I was puzzled by the output of pca() when using mean centering or not. I am using Matlab 2024a.
pca.m uses the internal function c = ncnancov(x,Rows,centered) which seems to provide the covariance matrix of x
however,
1) it uses the formula for the population covariance, i.e. it calculates x'*x/n not x'*x/(n-1) - what is the rationale behind that?
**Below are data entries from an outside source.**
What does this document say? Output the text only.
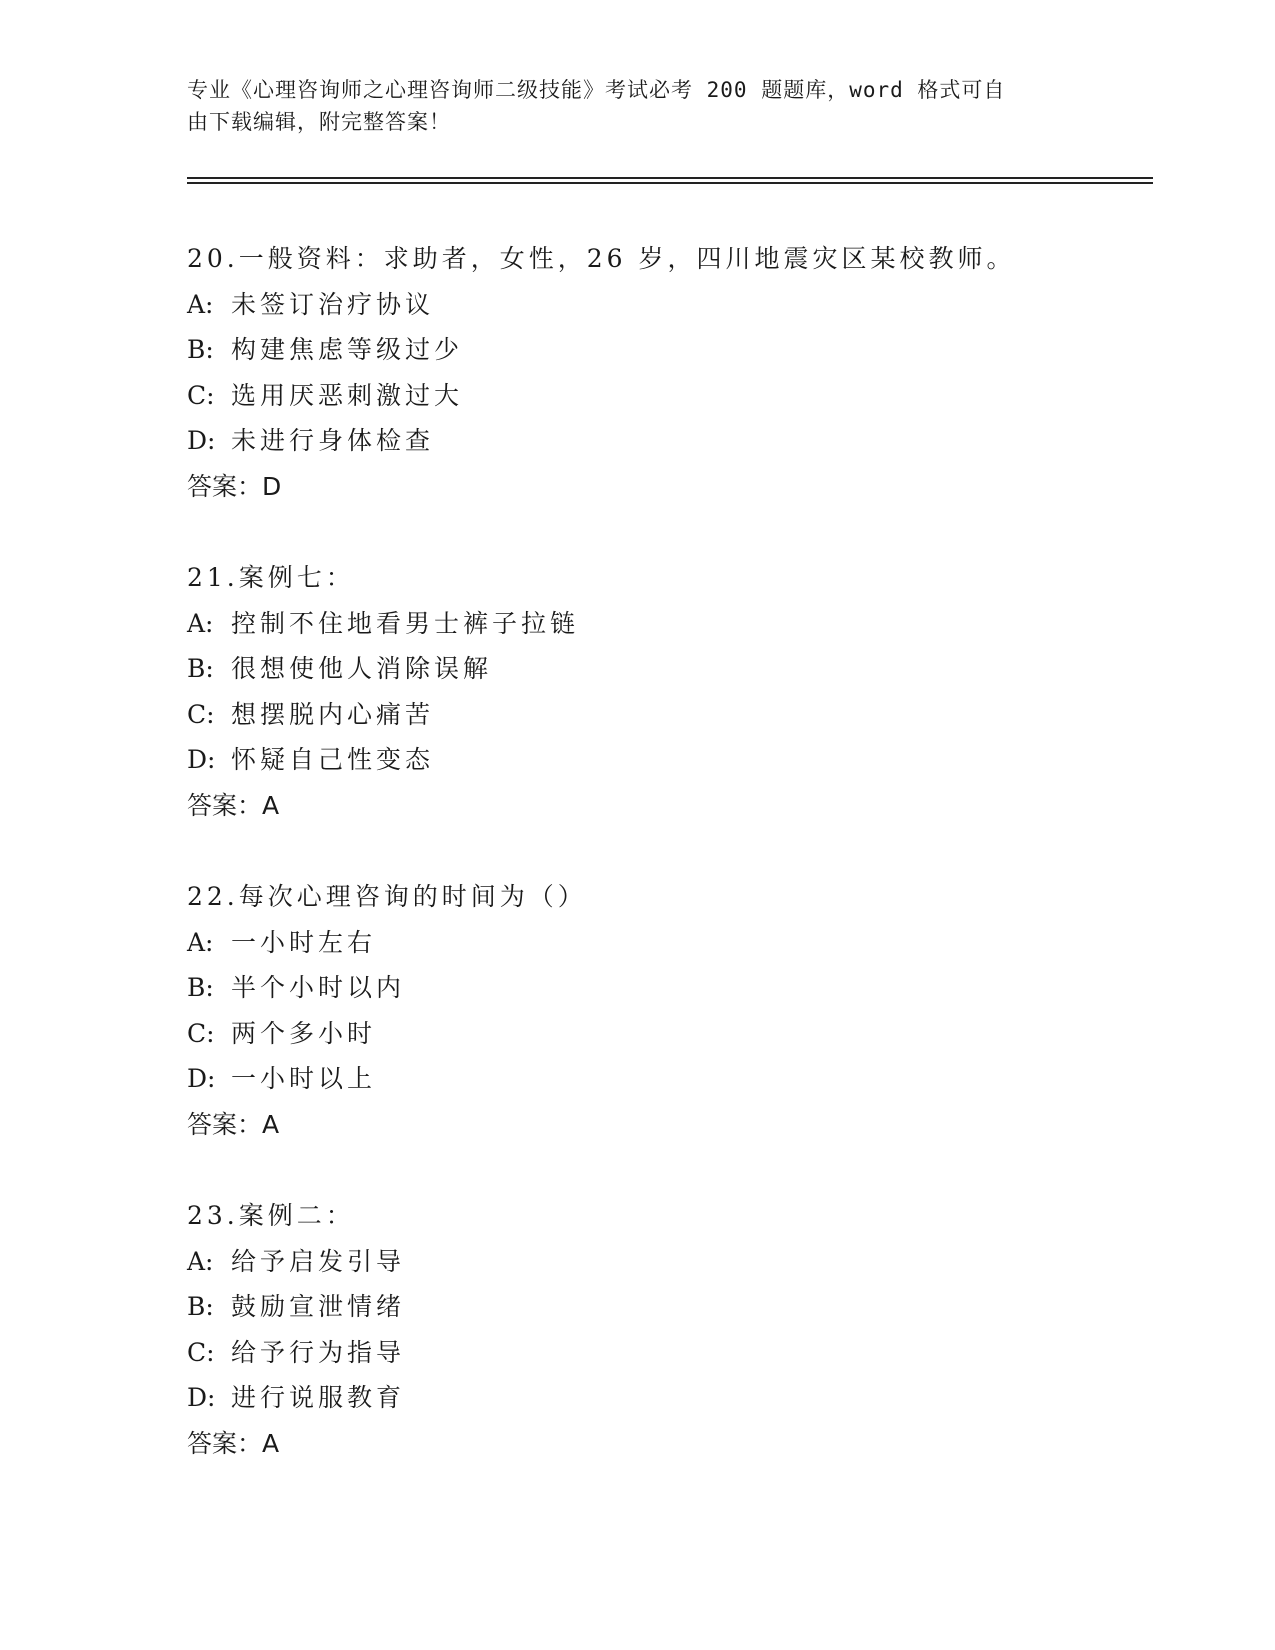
专业《心理咨询师之心理咨询师二级技能》考试必考 200 题题库，word 格式可自

由下载编辑，附完整答案！

20.一般资料：求助者，女性，26 岁，四川地震灾区某校教师。
A: 未签订治疗协议
B: 构建焦虑等级过少
C: 选用厌恶刺激过大
D: 未进行身体检查
答案：D
21.案例七：
A: 控制不住地看男士裤子拉链
B: 很想使他人消除误解
C: 想摆脱内心痛苦
D: 怀疑自己性变态
答案：A
22.每次心理咨询的时间为（）
A: 一小时左右
B: 半个小时以内
C: 两个多小时
D: 一小时以上
答案：A
23.案例二：
A: 给予启发引导
B: 鼓励宣泄情绪
C: 给予行为指导
D: 进行说服教育
答案：A
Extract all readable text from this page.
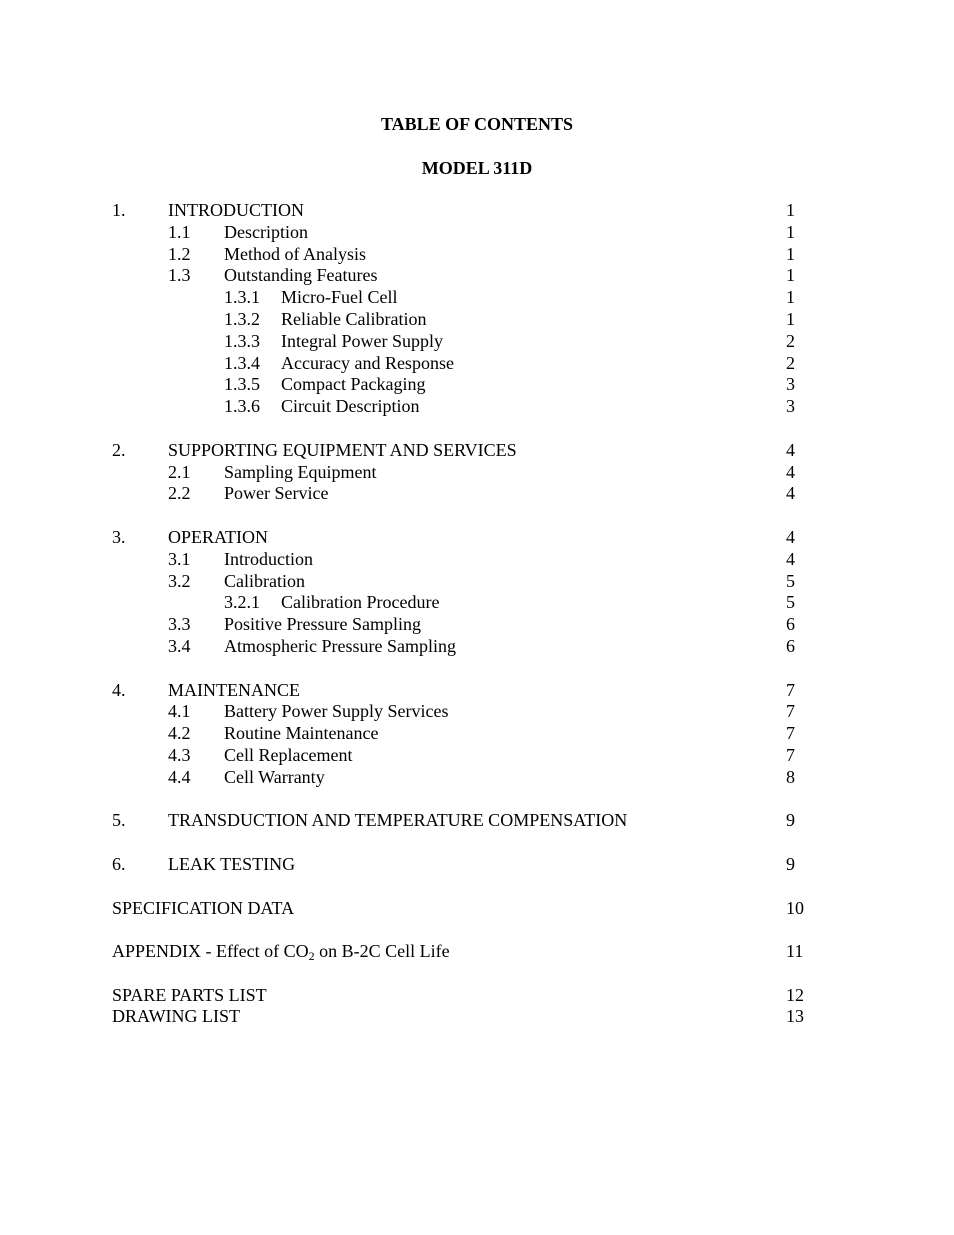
TABLE OF CONTENTS
MODEL 311D
1. INTRODUCTION	1
1.1 Description	1
1.2 Method of Analysis	1
1.3 Outstanding Features	1
1.3.1 Micro-Fuel Cell	1
1.3.2 Reliable Calibration	1
1.3.3 Integral Power Supply	2
1.3.4 Accuracy and Response	2
1.3.5 Compact Packaging	3
1.3.6 Circuit Description	3
2. SUPPORTING EQUIPMENT AND SERVICES	4
2.1 Sampling Equipment	4
2.2 Power Service	4
3. OPERATION	4
3.1 Introduction	4
3.2 Calibration	5
3.2.1 Calibration Procedure	5
3.3 Positive Pressure Sampling	6
3.4 Atmospheric Pressure Sampling	6
4. MAINTENANCE	7
4.1 Battery Power Supply Services	7
4.2 Routine Maintenance	7
4.3 Cell Replacement	7
4.4 Cell Warranty	8
5. TRANSDUCTION AND TEMPERATURE COMPENSATION	9
6. LEAK TESTING	9
SPECIFICATION DATA	10
APPENDIX - Effect of $CO_2$ on B-2C Cell Life	11
SPARE PARTS LIST	12
DRAWING LIST	13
2) it does not mean center x. This is surprising because without mean centering x the formula x'*x/n (or x'*x/(n-1) for that matter) does NOT provide the covariance matrix
The second point causes the call [coeff,score,latent]=pca(D, 'Algorithm','eig’,'Centered','off') to produce different coeff, and latent from the call [coeff,score,latent]=pca(D, 'Algorithm','eig’). The scores will obviosuly be different but coeff and latent should not be affected by mean centering as can be shown by comparing the output of:
load('Data_Table8p1.mat');
[coeff,eigValues] = eig(cov(D));
[eigValues, idx] = sort(diag(eigValues), 'descend');
with:
[coeff_m,eigValues_m] = eig(cov(Dm));
[eigValues_m, idx] = sort(diag(eigValues_m), 'descend');
coeff_m = coeff_m(:, idx);
Probably I am missing something, but the internal function ncnancov() as used in pca is unclear to me. Any explanation is much appreciated!